Reviews

Evolution Purgatory

Label: Noise Records (2004)

Was haben Alexander und Persuader gemeinsam? Beide haben einen groß angelegten Talent Wettbewerb gewonnen, hier enden aber glücklicherweise auch schon die Paralellen. Während Deutschlands sogenannter Superstar mit ständig wiederkehrenden Schnulzensongs unser aller Gehör plagt, sind Persuader ein heißer Anwärter auf die besten Newcomer des Jahres in der Sparte richtige Musik. Die Combo hat das im Jahr 2002 stattgefundene Yound Metal Gods Projekt gewonnen, bei dem sie sich gegen mehrere hundert Bands durchsetzten und auch in der Endausscheidung vor einem Publikum und Jury die letzten 4 Formationen hinter sich ließ.

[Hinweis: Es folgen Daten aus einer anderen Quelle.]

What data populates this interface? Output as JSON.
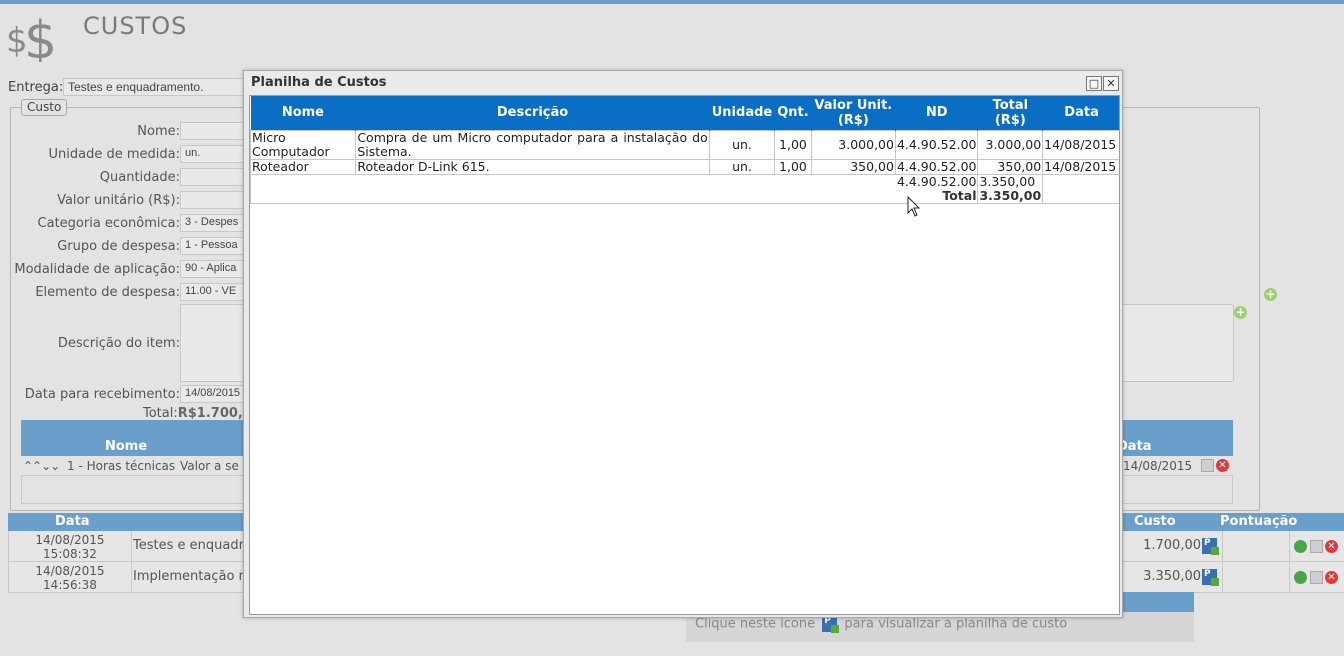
{
  "page": {
    "title": "CUSTOS",
    "entrega_label": "Entrega:",
    "entrega_value": "Testes e enquadramento.",
    "fieldset_legend": "Custo"
  },
  "form": {
    "nome_label": "Nome:",
    "nome_value": "",
    "unidade_label": "Unidade de medida:",
    "unidade_value": "un.",
    "quantidade_label": "Quantidade:",
    "quantidade_value": "",
    "valor_label": "Valor unitário (R$):",
    "valor_value": "",
    "categoria_label": "Categoria econômica:",
    "categoria_value": "3 - Despes",
    "grupo_label": "Grupo de despesa:",
    "grupo_value": "1 - Pessoa",
    "modalidade_label": "Modalidade de aplicação:",
    "modalidade_value": "90 - Aplica",
    "elemento_label": "Elemento de despesa:",
    "elemento_value": "11.00 - VE",
    "descricao_label": "Descrição do item:",
    "data_label": "Data para recebimento:",
    "data_value": "14/08/2015",
    "total_label": "Total:",
    "total_value": "R$1.700,"
  },
  "items_table": {
    "col_nome": "Nome",
    "col_data": "Data",
    "row": {
      "arrows": "⌃⌃⌄⌄",
      "nome": "1 - Horas técnicas",
      "valor": "Valor a se",
      "data": "14/08/2015"
    }
  },
  "bottom_table": {
    "col_data": "Data",
    "col_custo": "Custo",
    "col_pontuacao": "Pontuação",
    "rows": [
      {
        "date": "14/08/2015",
        "time": "15:08:32",
        "desc": "Testes e enquadr",
        "cost": "1.700,00"
      },
      {
        "date": "14/08/2015",
        "time": "14:56:38",
        "desc": "Implementação n",
        "cost": "3.350,00"
      }
    ]
  },
  "hint": {
    "before": "Clique neste ícone",
    "after": "para visualizar a planilha de custo"
  },
  "modal": {
    "title": "Planilha de Custos",
    "maximize_glyph": "□",
    "close_glyph": "✕",
    "headers": {
      "nome": "Nome",
      "descricao": "Descrição",
      "unidade": "Unidade",
      "qnt": "Qnt.",
      "valor_unit_1": "Valor Unit.",
      "valor_unit_2": "(R$)",
      "nd": "ND",
      "total": "Total (R$)",
      "data": "Data"
    },
    "rows": [
      {
        "nome_1": "Micro",
        "nome_2": "Computador",
        "desc_1": "Compra de um Micro computador para a instalação do",
        "desc_2": "Sistema.",
        "unidade": "un.",
        "qnt": "1,00",
        "valor": "3.000,00",
        "nd": "4.4.90.52.00",
        "total": "3.000,00",
        "data": "14/08/2015"
      },
      {
        "nome": "Roteador",
        "desc": "Roteador D-Link 615.",
        "unidade": "un.",
        "qnt": "1,00",
        "valor": "350,00",
        "nd": "4.4.90.52.00",
        "total": "350,00",
        "data": "14/08/2015"
      }
    ],
    "subtotal": {
      "nd": "4.4.90.52.00",
      "value": "3.350,00"
    },
    "total": {
      "label": "Total",
      "value": "3.350,00"
    }
  }
}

Persuader kommen (wie hätte es auch anders sein können) aus Schweden, haben bereits eine bewegte Geschichte hinter sich und bestehen durchweg aus Vollblutmusikern. Gitarrist Emil Norberg macht auch am Saxophon eine gute Figut, sein Bruder Nils dürfte einigen auch als Saitenzupfer bei Nocturnal Rites ein Begriff sein. Basser Fredrik hat auch schon die Tasten zum Klingen gebracht, Drummer Efraim versteht sich zudem gut an der Gitarre.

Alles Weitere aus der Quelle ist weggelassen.